[ExI] Is the brain a digital computer?

Stefano Vaj stefano.vaj at gmail.com
Wed Mar 3 14:46:56 UTC 2010


On 2 March 2010 22:10, Gordon Swobe <gts_2000 at yahoo.com> wrote:
> We can quite easily reduce mental phenomena epistemically without reducing the same phenomena ontologically. I mean here that we can understand mental phenomena in scientific terms of neurological causes and effects without abandoning the common sense notion that mental phenomena have an irreducibly subjective ontology.

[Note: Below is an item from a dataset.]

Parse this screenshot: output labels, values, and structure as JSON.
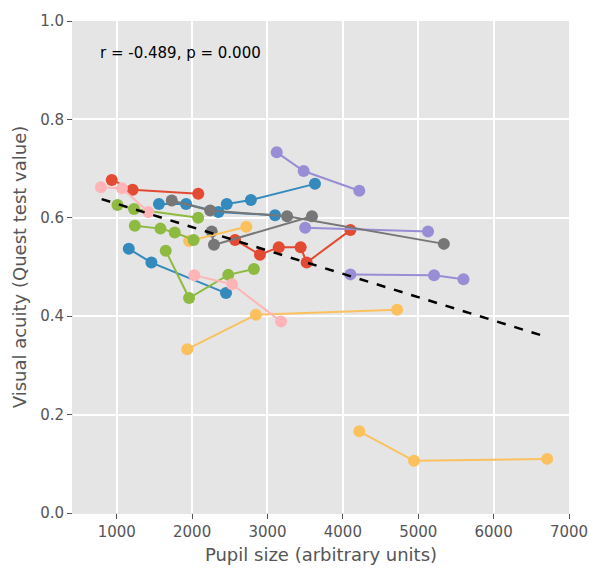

We can perhaps. But why ever should we?

The real crux of the neverending "debate" which has given place to
some complaint is that the "common sense" or not of non-falsifiable
statementz is a cultural byproduct which cannot really be either
confirmed or disproved, and we are bound to tracing its genealogy and
verifying who may still adhere to some version thereof, and who does
not find it very compelling any more.

Let us take a computer specialised in... examining Turing-test
candidates. Let us say that its performance are equal or superior to
that of human examiners. Let us say that it is instructed to decide
whether it is itself a good candidate or not. If its answer is "yes",
as far as I am concerned it is by definition as conscious as yourself
or myself (see the paradox of philosophical zombies wrongly persuaded
to be conscious, and subvocalising, firing synapses, taking attitudes,
etc., to this effect).

You have obviously faith-based reasons to believe otherwise, but we
should realise once and forever that there are no conceivable ways to
demonstrate that you are wrong, since this has to do with personal,
factual-invariant interpretations and views of the world.